Alaycı güç gösterileri

Bazı gözlemciler ise Türkiye’nin Suriye’de yıpratcı bir savaşa girip zayıflamış olarak çıkacağını ve peşinden mecburen Rusya’ya yakınlaşacağını, Moskova’nın yaktığı yeşil ışığın ardında böyle bir beklentinin yattığını tahmin ediyor. Bu, Rusya-Türkiye maçında Rusya’nın 1-0 öne geçmesi anlamına gelir.

Tüm bunların Suriye ile çok fazla ilgisi yok. Burada söz konusu olan, emsalsiz bir düşüncesizliğin körüklediği güç gösterileridir. Bir NATO üyesi olan Türkiye, umarsızca Suriye’ye girebiliyor. İran, Suriye’ye iyice yerleşiyor, burada araziler satın alıyor, şirketler kuruyor. Tahran’daki Mollalar, nefret ettikleri İsrail’i Tanrı’nın da yardımıyla doğrudan Golan Tepeleri üzerinden daha etkin tehdit edebildikleri için hayli mutlular. Baskıcılığın büyük üstadı olan İran’ın, Türk hükümetine yaptığı insan hakları ihlali suçlaması ise kulağa oldukça ironik geliyor. Oysa İran’da hergün yaşanan durum tam da bu değil mi?

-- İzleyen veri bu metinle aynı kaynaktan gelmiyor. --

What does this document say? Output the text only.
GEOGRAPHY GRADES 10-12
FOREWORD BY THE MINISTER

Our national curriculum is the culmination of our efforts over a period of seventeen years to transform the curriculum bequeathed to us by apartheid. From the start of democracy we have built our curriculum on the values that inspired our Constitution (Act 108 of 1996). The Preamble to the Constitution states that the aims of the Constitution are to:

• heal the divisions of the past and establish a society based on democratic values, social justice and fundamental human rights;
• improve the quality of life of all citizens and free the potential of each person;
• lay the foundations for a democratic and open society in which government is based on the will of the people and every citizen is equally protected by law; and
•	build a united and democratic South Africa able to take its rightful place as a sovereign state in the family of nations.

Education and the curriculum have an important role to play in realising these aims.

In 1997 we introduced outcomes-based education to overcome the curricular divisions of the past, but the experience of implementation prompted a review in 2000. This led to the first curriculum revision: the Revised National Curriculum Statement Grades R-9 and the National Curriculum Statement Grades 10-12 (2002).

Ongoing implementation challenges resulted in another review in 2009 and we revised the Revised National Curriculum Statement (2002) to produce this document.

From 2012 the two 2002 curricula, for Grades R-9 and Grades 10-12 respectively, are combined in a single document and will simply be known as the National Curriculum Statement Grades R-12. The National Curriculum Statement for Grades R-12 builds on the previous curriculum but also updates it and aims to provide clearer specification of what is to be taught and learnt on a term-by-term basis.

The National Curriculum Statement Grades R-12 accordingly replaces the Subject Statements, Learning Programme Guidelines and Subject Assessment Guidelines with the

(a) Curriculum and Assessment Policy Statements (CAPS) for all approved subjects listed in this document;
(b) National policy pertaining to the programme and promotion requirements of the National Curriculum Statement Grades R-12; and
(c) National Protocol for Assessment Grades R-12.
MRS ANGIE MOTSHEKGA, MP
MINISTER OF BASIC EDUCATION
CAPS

Suriye’deki topyekün savaşın pusulası hepten şaştı. Fransa Cumhurbaşkanı Emmaruel Macron’un, Esad’ın bir kez daha zehirli gaz saldırısı düzenlemesi halinde Fransız birliklerini bu ülkeye göndereceğini açıklaması da, pusulanın düzelmesinini yakın zamanda pek mümkün olmayacağını gösteriyor. Fransa lideri böylece insaniyet nâmına bir hamle yapıyormuş edâlarında poz verebilir. Peki Macron gerçekten de Fransız savaş uçaklarını Suriye semalarına göndermek istiyor mu? Hele ki Fransa’nın Libya’ya askerî müdahalesinin vahim sonuçları ortadayken, bu tür girişimleri yapmadan önce üç kere düşünmeli.

Cihat karşıtı günah girdabı

Geriye bakıldığında şu tespiti yapmak mümkün: Uluslararası ittifakın, IŞİD adlı bu katil çetesine karşı 2014 yazında başlattığı askerî mücadele pek de akıllıca değildi. Öyle bir günah girdabına girildi ki, bunu başka günahlar takip etti. Askerî müdahalede bulunanların, başka müdahelecileri eleştirmeye pek hakkı olmuyor.

İşler planlandığı gibi giderse savaşın kendi kuralları devreye girer. Her ne kadar bunlar karanlık kurallar olsa da. Eğer savaş kaybedilirse, o zaman ironinin büyük üstadları tarafından körüklenen acımasız bir toplu kıyım başlayabilir. Bununsa hiçbir hedefi olmaz – en azından onurlu bir hedeften söz edilemez.